Mailing-List: contact user-help@cassandra.apache.org; run by ezmlm
Precedence: bulk
Reply-To: user@cassandra.apache.org
Received-SPF: pass (nike.apache.org: domain of scode@scode.org designates
 74.125.82.44 as permitted sender)
MIME-Version: 1.0
Sender: scode@scode.org
In-Reply-To: <4EAA76DF.5030405@sitevision.se>
References: <4EAA76DF.5030405@sitevision.se>
Date: Fri, 28 Oct 2011 11:45:54 +0200
Message-ID: 
 <CAO5xsd0esonvFzCbTstykCw9DK6RB4KK07Q=5-VO+mTEn7jn5A@mail.gmail.com>
Subject: Re: CL - locally consistent ONE
From: Peter Schuller <peter.schuller@infidyne.com>
To: user@cassandra.apache.org
Content-Type: text/plain; charset=UTF-8

> I've patched the classes WriteResponseHandler and ReadCallback to make sure
> that the local node has returned before sending the condition signal. Can
> anyone see any drawbacks with this approach? I realize this will only work
> as long as the replication factor is the same as the number of nodes, but
> that is ok for our scenario.

So the "local" node is the co-ordinator. Is it the case that each CMS
instance (with embedded cassandra) is always using "itself" as the
co-ordinator, and that the requirement you have is that *that
particular CMS instance* must see it's *own* writes? And the reason
you are using RF=number of nodes is that you're wanting to make sure
data is always on the local node?

If that is true, it *seems* to me it should work *kind of* as long as
the CMS instances never ever use another Cassandra node *and* as long
as you accept that a write may disappear in case of a sudden node
failure (as usual with CL.ONE). I do think it feels like a fragile
approach though, that would be nice to avoid if possible/realistic.

I am curious as to performance though. It seems a lot safer to just
use QUORUM *at least* for writes; keep in mind that regardless of
CL.ONE your writes till go to all the other replicas (in this case all
nodes since you say you have RF = cluster size) so in terms of
throughput using CL.ONE should not be faster. It should be a bit
better for latency in the common case though (which might translate to
throughput for a sequential user).

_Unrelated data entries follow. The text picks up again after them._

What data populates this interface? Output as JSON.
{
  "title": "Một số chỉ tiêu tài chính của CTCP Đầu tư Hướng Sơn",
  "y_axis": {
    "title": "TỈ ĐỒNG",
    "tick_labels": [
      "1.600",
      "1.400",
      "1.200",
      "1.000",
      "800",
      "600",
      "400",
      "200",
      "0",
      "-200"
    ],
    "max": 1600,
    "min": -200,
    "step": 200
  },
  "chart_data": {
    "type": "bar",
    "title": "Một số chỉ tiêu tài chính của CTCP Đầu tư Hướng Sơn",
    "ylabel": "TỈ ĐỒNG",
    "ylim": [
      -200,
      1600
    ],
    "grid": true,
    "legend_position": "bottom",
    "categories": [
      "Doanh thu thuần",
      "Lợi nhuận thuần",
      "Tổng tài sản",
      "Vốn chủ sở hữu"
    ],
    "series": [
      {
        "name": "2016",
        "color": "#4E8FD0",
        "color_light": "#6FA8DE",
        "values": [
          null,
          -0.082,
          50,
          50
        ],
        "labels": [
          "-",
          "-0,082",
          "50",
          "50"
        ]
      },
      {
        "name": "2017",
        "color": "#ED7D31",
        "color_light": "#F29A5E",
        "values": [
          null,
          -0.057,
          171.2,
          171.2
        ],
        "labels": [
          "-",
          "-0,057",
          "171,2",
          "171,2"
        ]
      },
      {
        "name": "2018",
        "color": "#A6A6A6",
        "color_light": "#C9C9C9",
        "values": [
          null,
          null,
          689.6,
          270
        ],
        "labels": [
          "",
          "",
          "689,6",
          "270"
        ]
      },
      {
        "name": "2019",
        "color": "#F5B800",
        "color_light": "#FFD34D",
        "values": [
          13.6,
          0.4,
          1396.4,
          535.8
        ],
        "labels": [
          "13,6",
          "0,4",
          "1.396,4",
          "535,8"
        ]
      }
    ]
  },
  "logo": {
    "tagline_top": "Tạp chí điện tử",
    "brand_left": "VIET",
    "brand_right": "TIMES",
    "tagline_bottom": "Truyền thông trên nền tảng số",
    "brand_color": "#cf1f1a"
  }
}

If you can do writes on QUORUM at
least, even if not reads, you also avoid the problem of an
acknowledged write disappearing in case of node failures.

Are you in a position where the nodes in the cluster are wide apart
(e.g. different DC:s), for the writes to be a significant problem for
latency?

-- 
/ Peter Schuller (@scode, http://worldmodscode.wordpress.com)